A 4.1-pJ/b, 16-Gb/s Coded Differential Bidirectional Parallel Electrical Link

This paper introduces a novel signaling scheme for parallel high-speed interfaces. The new signaling, called coded differential (CD), maps two bits of information to four wires and, therefore, has the same pin-efficiency as differential signaling. The coding scheme is designed in such a way that the parallel interface preserves many of the attractive properties of a differential link such as low supply noise generation and immunity to common-mode noise. The CD receiver also incorporates differential detection with no need for a dc reference. In addition, the coding completely eliminates the first post-cursor intersymbol interference of the channel over the entire unit-interval at no loss in throughput.
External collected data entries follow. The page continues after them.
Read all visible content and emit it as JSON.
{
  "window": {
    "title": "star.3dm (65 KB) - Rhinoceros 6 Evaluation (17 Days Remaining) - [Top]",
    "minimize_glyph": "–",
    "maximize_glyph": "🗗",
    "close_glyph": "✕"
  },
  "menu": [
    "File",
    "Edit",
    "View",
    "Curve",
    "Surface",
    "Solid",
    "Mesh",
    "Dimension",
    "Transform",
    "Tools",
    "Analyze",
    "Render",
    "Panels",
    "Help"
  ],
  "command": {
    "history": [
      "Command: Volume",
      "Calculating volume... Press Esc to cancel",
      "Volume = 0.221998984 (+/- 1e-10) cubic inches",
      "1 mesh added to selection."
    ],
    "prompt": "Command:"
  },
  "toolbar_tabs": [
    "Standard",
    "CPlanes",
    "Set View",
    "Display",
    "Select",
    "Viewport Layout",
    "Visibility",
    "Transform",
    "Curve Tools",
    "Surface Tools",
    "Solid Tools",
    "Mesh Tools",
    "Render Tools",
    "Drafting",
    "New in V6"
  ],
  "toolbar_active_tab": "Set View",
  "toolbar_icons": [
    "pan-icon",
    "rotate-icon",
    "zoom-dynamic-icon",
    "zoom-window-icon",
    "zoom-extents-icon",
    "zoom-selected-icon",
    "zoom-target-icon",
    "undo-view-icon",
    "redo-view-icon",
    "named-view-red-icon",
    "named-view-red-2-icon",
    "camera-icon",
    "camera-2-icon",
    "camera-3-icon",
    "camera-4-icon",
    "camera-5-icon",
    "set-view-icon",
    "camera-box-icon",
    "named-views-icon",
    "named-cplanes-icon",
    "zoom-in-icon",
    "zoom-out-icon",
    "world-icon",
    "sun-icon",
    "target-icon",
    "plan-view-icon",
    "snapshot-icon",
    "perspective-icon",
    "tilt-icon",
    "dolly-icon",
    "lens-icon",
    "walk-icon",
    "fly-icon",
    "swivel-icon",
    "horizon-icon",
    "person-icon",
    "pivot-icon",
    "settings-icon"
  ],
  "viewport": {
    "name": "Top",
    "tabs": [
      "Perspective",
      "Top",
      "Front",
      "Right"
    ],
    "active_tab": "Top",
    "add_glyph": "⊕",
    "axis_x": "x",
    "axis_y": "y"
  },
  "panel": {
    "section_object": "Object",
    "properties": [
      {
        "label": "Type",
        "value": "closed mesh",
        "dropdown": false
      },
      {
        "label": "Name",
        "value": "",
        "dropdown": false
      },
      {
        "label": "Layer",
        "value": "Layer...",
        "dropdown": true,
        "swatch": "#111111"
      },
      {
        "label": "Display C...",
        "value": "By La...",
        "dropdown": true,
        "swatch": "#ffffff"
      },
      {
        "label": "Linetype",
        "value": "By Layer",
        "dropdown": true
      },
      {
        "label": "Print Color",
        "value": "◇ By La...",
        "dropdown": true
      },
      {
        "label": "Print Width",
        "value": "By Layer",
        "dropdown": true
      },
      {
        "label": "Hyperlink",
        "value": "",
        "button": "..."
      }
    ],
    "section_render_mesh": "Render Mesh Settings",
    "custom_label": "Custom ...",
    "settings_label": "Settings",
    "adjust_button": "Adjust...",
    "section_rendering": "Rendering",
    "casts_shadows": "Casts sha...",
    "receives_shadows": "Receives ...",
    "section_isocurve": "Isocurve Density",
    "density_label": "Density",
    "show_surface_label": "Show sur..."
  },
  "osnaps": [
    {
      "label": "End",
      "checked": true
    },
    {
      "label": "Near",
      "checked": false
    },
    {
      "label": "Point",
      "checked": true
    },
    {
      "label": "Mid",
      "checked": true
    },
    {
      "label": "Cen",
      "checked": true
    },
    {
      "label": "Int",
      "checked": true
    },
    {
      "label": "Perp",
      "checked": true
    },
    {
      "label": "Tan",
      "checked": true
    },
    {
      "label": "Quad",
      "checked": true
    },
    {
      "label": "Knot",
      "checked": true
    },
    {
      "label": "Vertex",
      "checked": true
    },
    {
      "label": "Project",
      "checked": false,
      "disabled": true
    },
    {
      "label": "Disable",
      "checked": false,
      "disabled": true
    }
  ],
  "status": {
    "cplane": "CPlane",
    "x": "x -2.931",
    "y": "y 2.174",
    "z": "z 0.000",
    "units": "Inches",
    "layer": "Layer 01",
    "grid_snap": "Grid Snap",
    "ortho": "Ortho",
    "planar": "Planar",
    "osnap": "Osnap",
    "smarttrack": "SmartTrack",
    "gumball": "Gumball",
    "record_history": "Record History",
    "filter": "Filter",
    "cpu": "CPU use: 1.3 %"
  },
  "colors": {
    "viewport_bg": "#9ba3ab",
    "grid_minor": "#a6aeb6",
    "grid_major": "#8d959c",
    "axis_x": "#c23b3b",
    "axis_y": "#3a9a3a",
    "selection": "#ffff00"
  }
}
As a result, CD leads to substantial increase in timing margin compared with a differential link with 1-tap decision feedback equalizer (DFE). Unlike DFE, CD does not require channel tap estimation. The theory of CD signaling, the optimization of the encoder and the decoder, and the implementation details of a prototype system developed based on this scheme for graphics memory interfaces are described. The full-featured interface, implemented in a 40-nm CMOS process, transfers 8 × 16 Gb/s data over 16 wires and achieves an energy efficiency of 4.1 pJ/b. Eye diagram measurements on a scope indicate 30% improvement in timing margin compared with a 1-tap predictive DFE system.